A presidente do Conselho Nacional de Ética para as Ciências da Vida (CNECV), Maria do Céu Patrão Neves, considera “lamentável” que a alteração legislativa, que põe fim ao anonimato de dadores de óvulos e espermatozoides, não tenha “acautelado” a proteção da vida humana, permitindo que, a partir do próximo mês, milhares de embriões possam ser destruídos.
Em agosto, com o fim da norma transitória que impedia a destruição de embriões, em cinco anos, e de gâmetas, em três, no âmbito do novo regime de confidencialidade de dadores, milhares de embriões e de gâmetas, criopreservados com vista ao nascimento de bebés através de procriação medicamente assistida, estão em risco.
“Trata-se de vida humana e destruir vida humana, porque não se acautelou a sua proteção proporcional, é no mínimo lamentável. Por isso, mais uma vez, afirmo que o legislador deve acautelar as consequências da aplicação da lei.
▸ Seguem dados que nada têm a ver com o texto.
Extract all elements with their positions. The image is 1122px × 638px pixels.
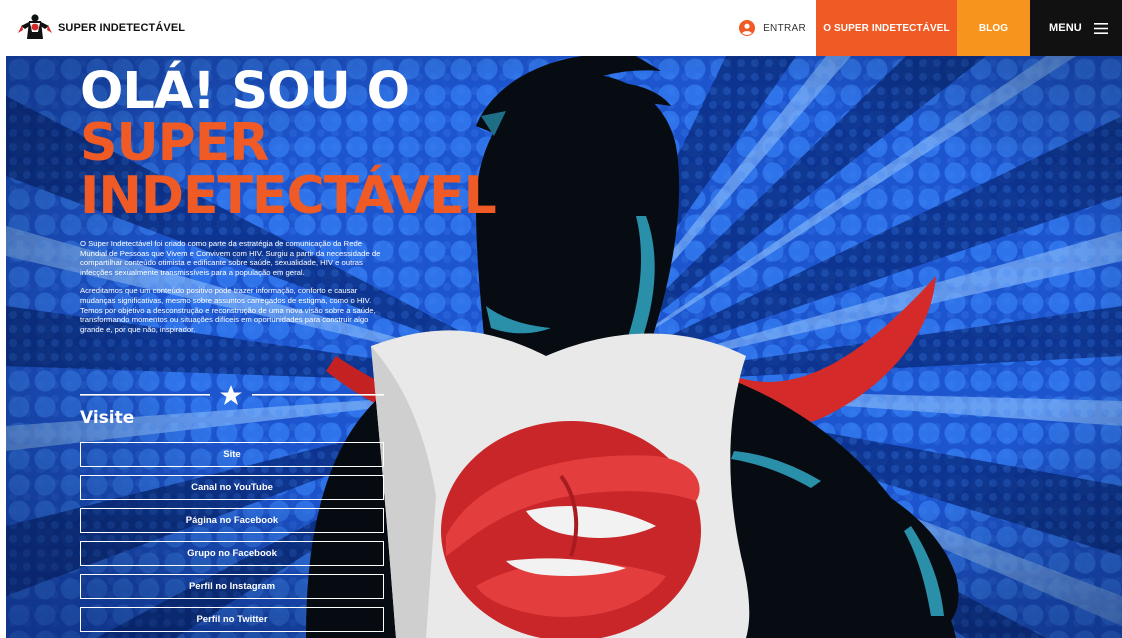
hero-title-line-3: INDETECTÁVEL [80, 165, 497, 226]
star-icon [220, 385, 242, 405]
nav-item-blog[interactable]: BLOG [957, 0, 1030, 56]
link-instagram-profile[interactable]: Perfil no Instagram [80, 574, 384, 599]
link-facebook-group[interactable]: Grupo no Facebook [80, 541, 384, 566]
brand-home-link[interactable]: SUPER INDETECTÁVEL [18, 0, 185, 56]
user-avatar-icon [739, 20, 756, 36]
link-twitter-profile[interactable]: Perfil no Twitter [80, 607, 384, 632]
nav-item-o-super-indetectavel[interactable]: O SUPER INDETECTÁVEL [816, 0, 957, 56]
visit-links-list: Site Canal no YouTube Página no Facebook… [80, 442, 384, 638]
login-button[interactable]: ENTRAR [739, 0, 816, 56]
main-navigation: ENTRAR O SUPER INDETECTÁVEL BLOG MENU [739, 0, 1122, 56]
nav-item-label: O SUPER INDETECTÁVEL [823, 22, 950, 34]
link-facebook-page[interactable]: Página no Facebook [80, 508, 384, 533]
hero-title-line-1: OLÁ! SOU O [80, 62, 410, 121]
link-site[interactable]: Site [80, 442, 384, 467]
hero-paragraph-1: O Super Indetectável foi criado como par… [80, 239, 381, 277]
visit-heading: Visite [80, 408, 135, 428]
top-navigation-bar: SUPER INDETECTÁVEL ENTRAR O SUPER INDETE… [0, 0, 1122, 56]
login-label: ENTRAR [763, 22, 806, 34]
menu-button[interactable]: MENU [1030, 0, 1122, 56]
menu-label: MENU [1049, 22, 1082, 34]
hero-description: O Super Indetectável foi criado como par… [80, 239, 385, 334]
star-divider [80, 385, 384, 405]
nav-item-label: BLOG [978, 22, 1009, 34]
hero-section: OLÁ! SOU O SUPER INDETECTÁVEL O Super In… [6, 56, 1122, 638]
hero-title: OLÁ! SOU O SUPER INDETECTÁVEL [80, 62, 497, 226]
link-youtube-channel[interactable]: Canal no YouTube [80, 475, 384, 500]
brand-name: SUPER INDETECTÁVEL [58, 22, 186, 34]
hero-paragraph-2: Acreditamos que um conteúdo positivo pod… [80, 286, 376, 334]
superhero-logo-icon [18, 14, 52, 39]
hamburger-icon [1093, 22, 1108, 34]
hero-title-line-2: SUPER [80, 113, 269, 174]
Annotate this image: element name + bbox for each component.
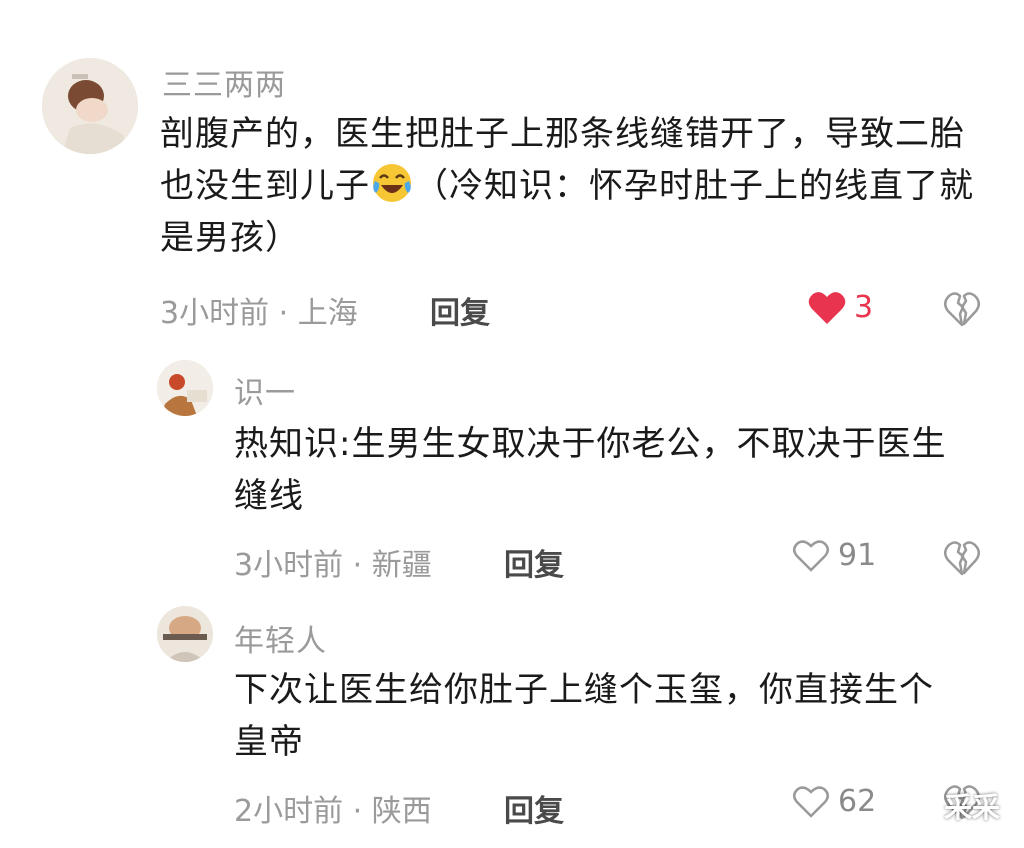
avatar[interactable] xyxy=(42,58,138,154)
avatar-image xyxy=(42,58,138,154)
avatar-image xyxy=(157,360,213,416)
comment-item-1: 三三两两 剖腹产的，医生把肚子上那条线缝错开了，导致二胎也没生到儿子 （冷知识：… xyxy=(0,0,1024,340)
reply-button[interactable]: 回复 xyxy=(504,540,564,584)
watermark: 采采 xyxy=(901,786,1000,826)
reply-button[interactable]: 回复 xyxy=(504,786,564,830)
comment-meta: 2小时前 · 陕西 xyxy=(234,794,432,829)
like-count: 3 xyxy=(854,290,874,325)
avatar-image xyxy=(157,606,213,662)
like-count: 62 xyxy=(838,784,877,819)
wechat-icon xyxy=(901,791,936,820)
comment-text: 下次让医生给你肚子上缝个玉玺，你直接生个皇帝 xyxy=(234,670,934,762)
comment-text: 热知识:生男生女取决于你老公，不取决于医生缝线 xyxy=(234,424,947,516)
avatar[interactable] xyxy=(157,360,213,416)
broken-heart-icon[interactable] xyxy=(944,540,980,576)
heart-outline-icon xyxy=(793,539,829,572)
like-button[interactable]: 91 xyxy=(792,538,876,573)
heart-outline-icon xyxy=(793,785,829,818)
reply-button[interactable]: 回复 xyxy=(430,288,490,332)
laughing-tears-emoji-icon xyxy=(373,164,411,202)
broken-heart-icon[interactable] xyxy=(944,291,980,327)
watermark-text: 采采 xyxy=(943,791,1000,824)
like-button[interactable]: 62 xyxy=(792,784,876,819)
like-button[interactable]: 3 xyxy=(808,290,873,325)
username[interactable]: 识一 xyxy=(234,368,296,412)
comment-text: 剖腹产的，医生把肚子上那条线缝错开了，导致二胎也没生到儿子 （冷知识：怀孕时肚子… xyxy=(160,108,980,264)
comment-item-2: 识一 热知识:生男生女取决于你老公，不取决于医生缝线 3小时前 · 新疆 回复 … xyxy=(0,340,1024,590)
comment-meta: 3小时前 · 上海 xyxy=(160,296,358,331)
username[interactable]: 年轻人 xyxy=(234,616,327,660)
comment-meta: 3小时前 · 新疆 xyxy=(234,548,432,583)
like-count: 91 xyxy=(838,538,877,573)
heart-filled-icon xyxy=(808,291,846,324)
comment-item-3: 年轻人 下次让医生给你肚子上缝个玉玺，你直接生个皇帝 2小时前 · 陕西 回复 … xyxy=(0,590,1024,848)
username[interactable]: 三三两两 xyxy=(162,60,286,104)
avatar[interactable] xyxy=(157,606,213,662)
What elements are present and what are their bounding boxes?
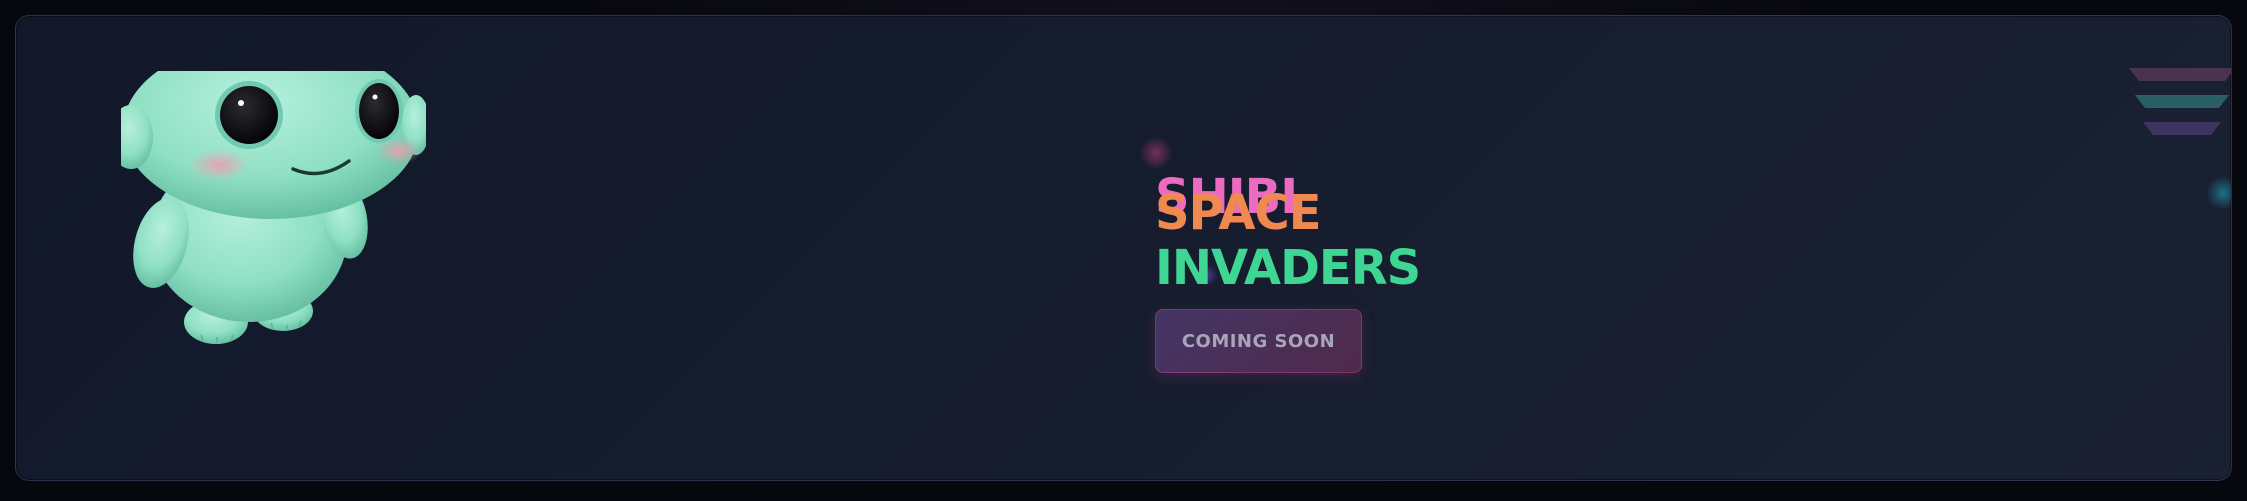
hero-card: SHIBI SPACE INVADERS COMING SOON (15, 15, 2232, 481)
title-line-space: SPACE (1155, 185, 1322, 241)
title-line-invaders: INVADERS (1155, 240, 1421, 296)
pink-glow-dot (1139, 136, 1173, 170)
page: SHIBI SPACE INVADERS COMING SOON (0, 0, 2247, 501)
menu-icon[interactable] (2129, 68, 2232, 136)
coming-soon-button[interactable]: COMING SOON (1155, 309, 1362, 373)
mascot-illustration (121, 71, 426, 344)
cyan-glow-dot (2206, 176, 2231, 210)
Se o tivesse feito, se calhar, não estávamos nesta situação”, sublinha Maria do Céu Patrão Neves, dizendo que, “neste momento, de aplicação de uma lei, já feita, só quem tenha competência para a suspender” pode evitar a destruição destes embriões.
O tema levou a Associação Portuguesa de Fertilidade a lançar, na última semana, uma petição pública “Pela não-destruição dos embriões doados sob o regime de anonimato”.
O documento dirigido ao Presidente da República e aos grupos parlamentares e cidadãos conta, até ao momento, com quase duas mil assinaturas.
De acordo com a presidente do CNECV, “é interessante que se esteja a assistir a uma consciência cívica de repúdio pelas consequências da aplicação da lei”. “É sempre importante perceber que, de facto, a sociedade civil, o cidadão comum se importa efetivamente com aquilo que são os impactos na vida humana de legislação”, diz Maria do Céu Patrão Neves, que lamenta que o organismo a que preside não tenha sido consultado sobre o tema.
“Esta seria matéria em que o Conselho Nacional de Ética para as Ciências da Vida seria obviamente competente e teria tido oportunidade para chamar a atenção para a implicação da aplicação da lei, ao fim dos cinco anos de transição. Tal não se verificou, lamentavelmente, e agora temos uma situação complexa em que se percebe que, por um lado, se está a dar cumprimento à lei e, por outro lado, finalmente as pessoas, quer dizer os políticos, legisladores, cidadãos comuns, se apercebem das consequências que esta aplicação tem para o que, para todos os efeitos, é vida humana que merece ser protegida”, remata a presidente do CNECV.